Disease#

class Disease(pars=None, *args, **kwargs)[source]#

Bases: Module

Base module class for diseases

Attributes

now

Shortcut to self.t.now()

states

Return a flat list of all states

statesdict

Return a flat dictionary (objdict) of all states

ti

Get the current module timestep

timevec

Shortcut to self.t.timevec

Methods

init_pre(sim)[source]#

Link the disease to the sim, create objects, and initialize results; see Module.init_pre() for details

init_results()[source]#

Initialize results

By default, diseases all report on counts for any explicitly defined “States”, e.g. if a disease contains a boolean state ‘susceptible’ it will automatically contain a Result for ‘n_susceptible’.

step_state()[source]#

Carry out updates at the start of the timestep (prior to transmission); these are typically state changes

step_die(uids)[source]#

Carry out state changes upon death

This function is triggered after deaths are resolved, and before analyzers are run. See the SIR example model for a typical use case - deaths are requested as an autonomous update, to take effect after transmission on the same timestep. State changes that occur upon death (e.g., clearing an infected flag) are executed in this function. That also allows an intervention to avert a death scheduled on the same timestep, without having to undo any state changes that have already been applied (because they only run via this function if the death actually occurs).

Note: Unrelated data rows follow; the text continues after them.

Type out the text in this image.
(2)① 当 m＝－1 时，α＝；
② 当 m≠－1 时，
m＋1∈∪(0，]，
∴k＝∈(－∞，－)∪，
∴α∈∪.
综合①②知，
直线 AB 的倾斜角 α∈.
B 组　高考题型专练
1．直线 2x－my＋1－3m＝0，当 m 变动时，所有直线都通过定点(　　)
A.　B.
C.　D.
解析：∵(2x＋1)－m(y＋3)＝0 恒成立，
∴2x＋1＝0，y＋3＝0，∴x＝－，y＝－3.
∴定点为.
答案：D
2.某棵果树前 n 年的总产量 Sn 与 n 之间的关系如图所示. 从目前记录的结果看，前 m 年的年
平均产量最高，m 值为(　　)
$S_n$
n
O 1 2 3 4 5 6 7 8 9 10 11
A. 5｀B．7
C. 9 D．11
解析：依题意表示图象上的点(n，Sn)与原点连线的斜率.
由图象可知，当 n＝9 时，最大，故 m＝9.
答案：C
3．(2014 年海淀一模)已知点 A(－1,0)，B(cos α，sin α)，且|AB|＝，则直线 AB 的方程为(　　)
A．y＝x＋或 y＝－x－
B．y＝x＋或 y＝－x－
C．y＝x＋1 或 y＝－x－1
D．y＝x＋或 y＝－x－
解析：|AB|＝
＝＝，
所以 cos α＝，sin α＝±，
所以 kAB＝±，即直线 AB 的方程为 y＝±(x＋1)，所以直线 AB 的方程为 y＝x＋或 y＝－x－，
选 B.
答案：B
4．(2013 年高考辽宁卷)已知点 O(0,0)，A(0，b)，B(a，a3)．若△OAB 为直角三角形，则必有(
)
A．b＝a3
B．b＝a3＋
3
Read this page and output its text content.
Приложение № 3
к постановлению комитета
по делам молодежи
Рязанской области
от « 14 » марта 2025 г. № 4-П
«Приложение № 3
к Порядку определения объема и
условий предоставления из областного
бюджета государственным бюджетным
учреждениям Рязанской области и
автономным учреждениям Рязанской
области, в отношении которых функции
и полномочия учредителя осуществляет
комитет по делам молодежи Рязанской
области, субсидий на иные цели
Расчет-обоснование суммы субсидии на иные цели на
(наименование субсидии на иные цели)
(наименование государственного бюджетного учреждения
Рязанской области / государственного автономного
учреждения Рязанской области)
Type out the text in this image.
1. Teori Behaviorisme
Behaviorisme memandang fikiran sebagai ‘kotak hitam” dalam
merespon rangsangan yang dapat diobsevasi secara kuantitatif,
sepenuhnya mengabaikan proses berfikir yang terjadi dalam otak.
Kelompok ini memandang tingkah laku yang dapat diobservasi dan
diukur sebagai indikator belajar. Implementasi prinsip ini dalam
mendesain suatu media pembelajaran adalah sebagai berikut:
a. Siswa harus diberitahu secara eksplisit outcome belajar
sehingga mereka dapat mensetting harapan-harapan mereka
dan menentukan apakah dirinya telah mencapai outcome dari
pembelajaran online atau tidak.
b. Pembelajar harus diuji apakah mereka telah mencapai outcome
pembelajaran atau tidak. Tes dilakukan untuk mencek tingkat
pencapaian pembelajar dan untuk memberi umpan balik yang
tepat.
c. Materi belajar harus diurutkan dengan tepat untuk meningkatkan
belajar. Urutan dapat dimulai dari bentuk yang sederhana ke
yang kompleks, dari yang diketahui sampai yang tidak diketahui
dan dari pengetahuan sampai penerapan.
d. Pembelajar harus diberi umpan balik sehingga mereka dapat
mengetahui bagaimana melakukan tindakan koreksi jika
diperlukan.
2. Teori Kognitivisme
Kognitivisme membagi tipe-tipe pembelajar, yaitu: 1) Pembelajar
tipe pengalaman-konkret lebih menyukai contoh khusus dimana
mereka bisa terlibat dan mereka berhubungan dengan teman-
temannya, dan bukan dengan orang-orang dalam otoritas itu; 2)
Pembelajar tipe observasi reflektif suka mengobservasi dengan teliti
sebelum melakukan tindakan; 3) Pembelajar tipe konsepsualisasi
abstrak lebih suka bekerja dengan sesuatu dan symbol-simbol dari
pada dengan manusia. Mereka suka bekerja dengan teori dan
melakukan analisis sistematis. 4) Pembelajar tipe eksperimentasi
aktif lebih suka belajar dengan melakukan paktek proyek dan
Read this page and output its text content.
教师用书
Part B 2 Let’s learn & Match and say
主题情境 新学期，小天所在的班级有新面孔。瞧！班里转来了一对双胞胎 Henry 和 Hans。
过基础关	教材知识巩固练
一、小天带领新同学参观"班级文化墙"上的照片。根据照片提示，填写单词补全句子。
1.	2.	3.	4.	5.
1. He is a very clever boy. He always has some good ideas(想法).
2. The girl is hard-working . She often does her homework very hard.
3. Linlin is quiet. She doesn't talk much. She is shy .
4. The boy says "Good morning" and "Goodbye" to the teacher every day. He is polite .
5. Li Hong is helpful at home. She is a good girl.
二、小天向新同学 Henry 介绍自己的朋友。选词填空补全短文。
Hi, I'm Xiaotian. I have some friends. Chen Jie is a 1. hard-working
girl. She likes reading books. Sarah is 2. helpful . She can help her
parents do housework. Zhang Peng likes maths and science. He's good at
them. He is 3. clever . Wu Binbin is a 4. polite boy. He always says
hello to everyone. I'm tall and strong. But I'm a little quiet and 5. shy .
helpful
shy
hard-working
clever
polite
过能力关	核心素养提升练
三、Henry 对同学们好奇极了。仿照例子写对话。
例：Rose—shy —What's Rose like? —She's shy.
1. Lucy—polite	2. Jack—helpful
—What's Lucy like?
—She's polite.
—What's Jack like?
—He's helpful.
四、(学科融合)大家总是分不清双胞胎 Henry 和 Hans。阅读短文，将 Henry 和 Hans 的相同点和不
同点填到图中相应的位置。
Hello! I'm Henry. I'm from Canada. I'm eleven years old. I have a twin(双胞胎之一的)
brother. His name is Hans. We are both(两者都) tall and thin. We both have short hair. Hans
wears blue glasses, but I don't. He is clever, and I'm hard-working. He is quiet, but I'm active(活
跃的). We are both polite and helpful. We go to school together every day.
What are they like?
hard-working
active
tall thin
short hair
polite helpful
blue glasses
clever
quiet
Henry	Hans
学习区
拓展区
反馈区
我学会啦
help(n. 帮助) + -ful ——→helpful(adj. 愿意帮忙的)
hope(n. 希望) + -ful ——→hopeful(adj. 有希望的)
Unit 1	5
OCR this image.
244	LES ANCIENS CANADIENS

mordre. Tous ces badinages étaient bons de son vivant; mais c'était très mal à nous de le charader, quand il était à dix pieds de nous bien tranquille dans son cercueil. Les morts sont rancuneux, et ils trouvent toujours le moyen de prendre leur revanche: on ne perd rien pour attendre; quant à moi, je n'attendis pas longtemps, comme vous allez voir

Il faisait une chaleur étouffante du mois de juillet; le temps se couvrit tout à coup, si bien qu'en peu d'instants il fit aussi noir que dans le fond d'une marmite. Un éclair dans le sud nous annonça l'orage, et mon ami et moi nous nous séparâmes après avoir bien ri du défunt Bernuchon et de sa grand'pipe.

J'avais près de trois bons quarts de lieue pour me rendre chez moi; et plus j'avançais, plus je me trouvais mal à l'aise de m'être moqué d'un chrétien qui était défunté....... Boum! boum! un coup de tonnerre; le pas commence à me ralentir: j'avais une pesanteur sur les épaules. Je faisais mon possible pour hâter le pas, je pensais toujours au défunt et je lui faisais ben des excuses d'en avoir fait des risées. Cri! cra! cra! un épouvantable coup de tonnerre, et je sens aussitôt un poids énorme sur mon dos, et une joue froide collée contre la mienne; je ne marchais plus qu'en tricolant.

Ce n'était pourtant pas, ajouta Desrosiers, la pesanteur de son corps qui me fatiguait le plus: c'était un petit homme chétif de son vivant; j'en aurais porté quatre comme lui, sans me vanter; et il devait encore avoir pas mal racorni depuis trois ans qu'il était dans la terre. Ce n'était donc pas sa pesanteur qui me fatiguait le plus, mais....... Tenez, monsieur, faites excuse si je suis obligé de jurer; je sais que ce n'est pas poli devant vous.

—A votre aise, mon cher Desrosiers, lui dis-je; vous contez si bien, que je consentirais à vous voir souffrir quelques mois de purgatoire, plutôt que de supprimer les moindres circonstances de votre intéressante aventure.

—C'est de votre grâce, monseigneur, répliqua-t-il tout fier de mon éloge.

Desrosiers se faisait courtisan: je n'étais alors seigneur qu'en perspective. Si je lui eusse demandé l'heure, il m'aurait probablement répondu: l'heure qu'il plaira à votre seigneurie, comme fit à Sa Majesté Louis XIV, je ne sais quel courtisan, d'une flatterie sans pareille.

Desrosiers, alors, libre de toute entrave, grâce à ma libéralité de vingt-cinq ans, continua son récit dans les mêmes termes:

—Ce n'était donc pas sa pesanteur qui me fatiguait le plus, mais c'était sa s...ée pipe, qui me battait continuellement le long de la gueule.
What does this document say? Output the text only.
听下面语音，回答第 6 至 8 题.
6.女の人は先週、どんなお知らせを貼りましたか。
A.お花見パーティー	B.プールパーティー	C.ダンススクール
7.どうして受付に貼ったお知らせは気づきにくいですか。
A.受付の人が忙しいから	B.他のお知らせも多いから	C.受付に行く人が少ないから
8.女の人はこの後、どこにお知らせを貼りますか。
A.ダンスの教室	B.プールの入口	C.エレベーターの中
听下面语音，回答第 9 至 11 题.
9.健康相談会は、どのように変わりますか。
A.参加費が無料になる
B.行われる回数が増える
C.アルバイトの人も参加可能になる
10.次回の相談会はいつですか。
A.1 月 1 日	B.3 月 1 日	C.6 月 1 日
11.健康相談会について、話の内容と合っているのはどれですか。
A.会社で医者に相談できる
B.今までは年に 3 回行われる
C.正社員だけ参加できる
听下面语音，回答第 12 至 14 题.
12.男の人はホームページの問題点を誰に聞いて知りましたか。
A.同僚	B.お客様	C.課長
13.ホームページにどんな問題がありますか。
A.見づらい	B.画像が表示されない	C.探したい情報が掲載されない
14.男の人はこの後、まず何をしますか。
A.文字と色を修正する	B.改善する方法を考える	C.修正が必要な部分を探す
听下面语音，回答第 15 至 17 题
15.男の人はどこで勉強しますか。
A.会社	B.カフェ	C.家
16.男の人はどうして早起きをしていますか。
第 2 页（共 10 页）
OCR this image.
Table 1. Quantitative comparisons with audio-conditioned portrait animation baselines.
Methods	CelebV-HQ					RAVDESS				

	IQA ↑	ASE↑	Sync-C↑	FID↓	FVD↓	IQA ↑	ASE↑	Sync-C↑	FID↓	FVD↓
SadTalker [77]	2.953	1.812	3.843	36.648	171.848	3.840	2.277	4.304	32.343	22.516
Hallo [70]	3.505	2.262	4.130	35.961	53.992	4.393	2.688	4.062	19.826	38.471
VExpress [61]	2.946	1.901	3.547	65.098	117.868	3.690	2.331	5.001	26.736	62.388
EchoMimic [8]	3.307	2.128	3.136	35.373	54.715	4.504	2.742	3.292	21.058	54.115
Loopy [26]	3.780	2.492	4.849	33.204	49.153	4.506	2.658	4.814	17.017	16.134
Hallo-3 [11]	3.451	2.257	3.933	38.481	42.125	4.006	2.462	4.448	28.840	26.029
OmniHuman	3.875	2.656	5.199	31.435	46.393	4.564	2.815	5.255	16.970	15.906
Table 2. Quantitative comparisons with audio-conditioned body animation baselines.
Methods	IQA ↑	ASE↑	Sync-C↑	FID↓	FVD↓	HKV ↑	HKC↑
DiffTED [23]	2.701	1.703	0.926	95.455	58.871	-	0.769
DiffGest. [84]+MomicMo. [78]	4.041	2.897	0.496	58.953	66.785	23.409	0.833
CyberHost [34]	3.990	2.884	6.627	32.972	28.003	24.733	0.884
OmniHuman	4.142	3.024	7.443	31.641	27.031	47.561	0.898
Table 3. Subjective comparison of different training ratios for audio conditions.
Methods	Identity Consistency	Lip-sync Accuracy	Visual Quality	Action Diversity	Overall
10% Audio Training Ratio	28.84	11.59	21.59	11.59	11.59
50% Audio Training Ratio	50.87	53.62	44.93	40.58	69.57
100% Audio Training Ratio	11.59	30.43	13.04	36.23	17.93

Unlike other methods during the integration loop, this method is not called directly by the sim; instead, it is called by people.step_die(), which reconciles the UIDs of the agents who will die.

Depending on the module and the results it produces, it may or may not be necessary to implement this.

step()[source]#

Handle the main disease updates, e.g. add new cases

This method is agnostic as to the mechanism by which new cases occur. This could be through transmission (parametrized in different ways, which may or may not use the contact networks) or it may be based on risk factors/seeding, as may be the case for non-communicable diseases.

It is expected that this method will internally call Disease.set_prognoses() at some point.

set_prognoses(uids, sources=None)[source]#

Set prognoses upon infection/acquisition

This function assigns state values upon infection or acquisition of the disease. It would normally be called somewhere towards the end of Disease.make_new_cases(). Infections will optionally be added to the log as part of this operation if logging is enabled (in the Disease parameters)

The sources are relevant for infectious diseases, but would be left as None for NCDs.

Parameters:
  • sim (Sim) – the STarsim simulation object

  • uids (array) – UIDs for agents to assign disease progoses to

  • from_uids (array) – Optionally specify the infecting agent

update_results()[source]#

Update results

This function is executed after transmission in all modules has been resolved. This allows result updates at this point to capture outcomes dependent on multiple modules, where relevant.